Lula depõe ao Ministério Público sobre viagens ao exterior

O ex-presidente Luiz Inácio Lula da Silva prestou depoimento ao Ministério Público do Distrito Federal nesta quinta-feira (15). Segundo o Instituto Lula, o depoimento foi “voluntário” (leia mais abaixo).

O inquérito apura suposto tráfico de influência e se viagens internacionais feitas por Lula foram bancadas pela Odebrecht. Entre os países visitados pelo ex-presidente com patrocínio da maior construtora brasileira estão Cuba, República Dominicana, Gana e Angola.

Segundo o instituto, Lula respondeu às perguntas do procurador e argumentou que os presidentes e ex-presidentes do mundo inteiro defendem as empresas de seus países no exterior.

Disse ainda que todas as suas palestras feitas estão declaradas e contabilizadas, com os devidos impostos pagos, e que jamais interferiu na autonomia do BNDES e nas decisões do banco sobre concessões de empréstimos.

Leia o comunicado do Instituto Lula na íntegra:

“Nesta quinta-feira (15), o ex-presidente Luiz Inácio Lula da Silva, esteve com o Procurador da República, Ivan Cláudio Marx, e prestou voluntariamente depoimento acerca do inquérito  aberto pelo Ministério Público do Distrito Federal (MPF-DF) pedindo esclarecimentos a respeito das  palestras e viagens ao exterior do ex-presidente.

Lula respondeu às perguntas do procurador e argumentou que os presidentes e ex-presidentes do mundo inteiro defendem as empresas de seus países no exterior. Afirmou também que para ele isso é motivo de orgulho. Disse que todas as suas palestras feitas estão declaradas e contabilizadas, com os devidos impostos pagos, e que jamais interferiu na autonomia do BNDES e nas decisões do banco sobre concessões de empréstimos. Em seu depoimento afirmou: “quem desconfia do BNDES não tem noção da seriedade da instituição”. Lula ressaltou “jamais ter interferido” em qualquer contrato celebrado entre o BNDES e empresas privadas. Mas que sempre procurou ampliar as oportunidades de divulgação dessas companhias no exterior, com vistas à geração de empregos e de divisas para o Brasil.”
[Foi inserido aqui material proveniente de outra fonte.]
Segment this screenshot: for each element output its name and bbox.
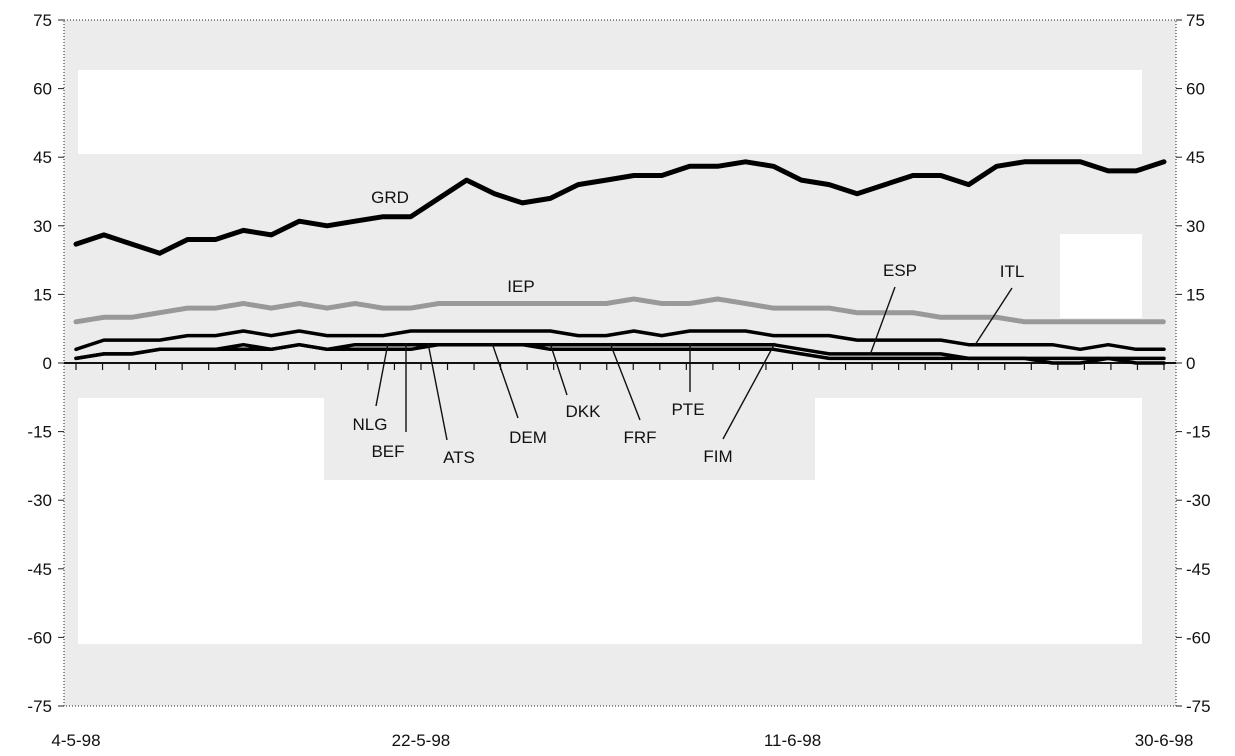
y-tick-label-left: -15 bbox=[27, 423, 52, 442]
plot-white-band-left bbox=[78, 398, 324, 644]
leader-line-ats bbox=[427, 342, 448, 441]
series-label-ats: ATS bbox=[443, 448, 475, 467]
y-tick-label-left: 0 bbox=[43, 354, 52, 373]
series-label-nlg: NLG bbox=[353, 415, 388, 434]
leader-line-itl bbox=[974, 287, 1013, 346]
x-tick-label: 22-5-98 bbox=[392, 731, 451, 750]
series-label-iep: IEP bbox=[507, 277, 534, 296]
y-tick-label-left: 15 bbox=[33, 285, 52, 304]
series-line-nlg bbox=[74, 342, 1166, 365]
series-label-dkk: DKK bbox=[566, 402, 602, 421]
y-tick-label-right: -75 bbox=[1186, 697, 1211, 716]
series-label-itl: ITL bbox=[1000, 262, 1025, 281]
series-line-itl bbox=[74, 329, 1166, 352]
y-tick-label-right: 45 bbox=[1186, 148, 1205, 167]
plot-white-band-right bbox=[815, 398, 1142, 644]
y-tick-label-left: -60 bbox=[27, 628, 52, 647]
y-tick-label-left: -30 bbox=[27, 491, 52, 510]
leader-line-esp bbox=[869, 286, 896, 356]
series-label-pte: PTE bbox=[671, 400, 704, 419]
series-label-fim: FIM bbox=[703, 447, 732, 466]
y-tick-label-right: 15 bbox=[1186, 285, 1205, 304]
y-tick-label-right: 60 bbox=[1186, 80, 1205, 99]
series-label-bef: BEF bbox=[371, 442, 404, 461]
y-tick-label-left: 75 bbox=[33, 11, 52, 30]
y-tick-label-left: 60 bbox=[33, 80, 52, 99]
y-tick-label-left: 30 bbox=[33, 217, 52, 236]
y-tick-label-right: -30 bbox=[1186, 491, 1211, 510]
series-line-grd bbox=[73, 159, 1167, 256]
x-tick-label: 4-5-98 bbox=[51, 731, 100, 750]
series-line-iep bbox=[73, 296, 1167, 325]
series-label-esp: ESP bbox=[883, 261, 917, 280]
y-tick-label-left: -75 bbox=[27, 697, 52, 716]
y-tick-label-right: 30 bbox=[1186, 217, 1205, 236]
y-tick-label-right: -60 bbox=[1186, 628, 1211, 647]
y-tick-label-right: 0 bbox=[1186, 354, 1195, 373]
plot-white-patch bbox=[1060, 234, 1142, 318]
y-tick-label-left: 45 bbox=[33, 148, 52, 167]
y-tick-label-left: -45 bbox=[27, 560, 52, 579]
leader-line-frf bbox=[609, 342, 641, 421]
leader-line-nlg bbox=[375, 342, 389, 407]
series-label-frf: FRF bbox=[623, 428, 656, 447]
x-tick-label: 11-6-98 bbox=[764, 731, 821, 750]
y-tick-label-right: -15 bbox=[1186, 423, 1211, 442]
x-tick-label: 30-6-98 bbox=[1135, 731, 1194, 750]
y-tick-label-right: -45 bbox=[1186, 560, 1211, 579]
leader-line-dkk bbox=[549, 342, 568, 396]
plot-white-band-top bbox=[78, 70, 1142, 154]
y-tick-label-right: 75 bbox=[1186, 11, 1205, 30]
plot-white-band-bottom bbox=[324, 480, 815, 644]
series-label-grd: GRD bbox=[371, 188, 409, 207]
series-label-dem: DEM bbox=[509, 428, 547, 447]
leader-line-fim bbox=[722, 342, 776, 440]
leader-line-dem bbox=[491, 342, 519, 419]
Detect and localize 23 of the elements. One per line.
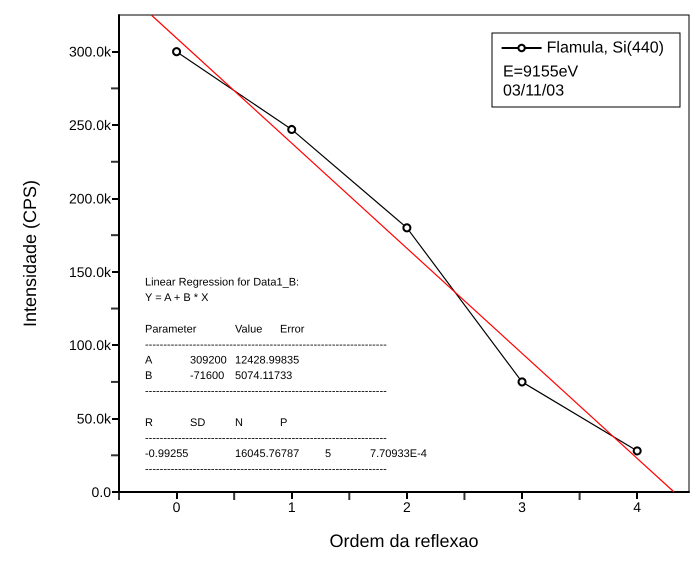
- x-axis-title: Ordem da reflexao: [329, 531, 479, 551]
- y-tick-label: 200.0k: [68, 190, 112, 206]
- y-tick-label: 50.0k: [76, 410, 112, 427]
- text: Linear Regression for Data1_B: Y = A + B * X Parameter Value Error ------------------------------------------------------------------ A 309200 12428.99835 B -71600 5074.11733 ------------------------------------------------------------------ R SD N P ------------------------------------------------------------------ -0.99255 16045.76787 5 7.70933E-4 ------------------------------------------------------------------: [145, 276, 427, 476]
- y-tick-label: 250.0k: [68, 117, 112, 134]
- y-axis-title: Intensidade (CPS): [20, 180, 40, 328]
- x-tick-label: 1: [288, 499, 296, 515]
- y-tick-label: 150.0k: [68, 264, 112, 280]
- y-tick-label: 0.0: [92, 484, 112, 500]
- point: [632, 446, 642, 456]
- y-tick-label: 100.0k: [68, 337, 112, 354]
- point: [172, 47, 182, 56]
- point: [518, 377, 527, 386]
- point: [287, 124, 296, 134]
- annotation: E=9155eV: [503, 64, 579, 80]
- x-tick-label: 4: [633, 499, 642, 515]
- point: [402, 223, 412, 232]
- legend-label: Flamula, Si(440): [546, 40, 664, 56]
- x-tick-label: 3: [518, 499, 526, 515]
- x-tick-label: 2: [402, 499, 411, 515]
- x-tick-label: 0: [172, 499, 181, 515]
- y-tick-label: 300.0k: [68, 44, 112, 60]
- annotation: 03/11/03: [503, 82, 564, 100]
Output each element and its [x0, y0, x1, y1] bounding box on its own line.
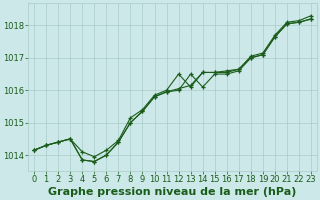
X-axis label: Graphe pression niveau de la mer (hPa): Graphe pression niveau de la mer (hPa): [48, 187, 297, 197]
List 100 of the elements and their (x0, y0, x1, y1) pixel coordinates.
Empresário também nega influência

O empresário Taiguara Rodrigues dos Santos – sobrinho da primeira mulher do ex-presidente Luiz Inácio Lula da Silva e proprietário da Exergia Brasil – disse que não tem amizade com Lula e nunca frequentou a casa do político. Ele depôs nesta quinta-feira (15), como testemunha, na Comissão Parlamentar de Inquérito (CPI) do Banco Nacional de Desenvolvimento Econômico e Social (BNDES).

Santos foi convidado para falar sobre a contratação de sua empresa de engenharia pela Odebrecht para construção da Hidrelétrica de Cambambe, em Angola. “O único contato que tenho [com Lula] é esse vínculo com o passado”, afirmou aos parlamentares.

Os parlamentares fizeram o convite para que o empresário falasse sobre as suspeitas de que Lula teria intermediado negociações para favorecer a empresa de Santos. A obra, financiada pelo BNDES, teve custo de quase US$ 500 milhões. O empresário confirmou que seu pai, Jacinto Ribeiro dos Santos, foi muito amigo do ex-presidente, mas acrescentou que pessoalmente é amigo apenas do filho do ex-presidente, Fábio Luís Lula da Silva, o Lulinha.

Santos disse foi para Angola pela primeira vez, em 2007, para participar de um negócio de fornecimento de peças para conserto de ônibus e caminhões no país, mas o contrato não deu certo. O empresário continuou buscando outras oportunidades na região e, em 2009, abriu a Exergia para atuar na Angola. Segundo ele, sua participação em mais de 48% das ações não foi garantida com recursos financeiros, mas apenas com trabalho de captação de contratos.

O empresário afirmou ao colegiado não ter recebido propina e disse que não recebeu qualquer ajuda de Lula ou de Lulinha para fechar esse contrato com a Odebrecht.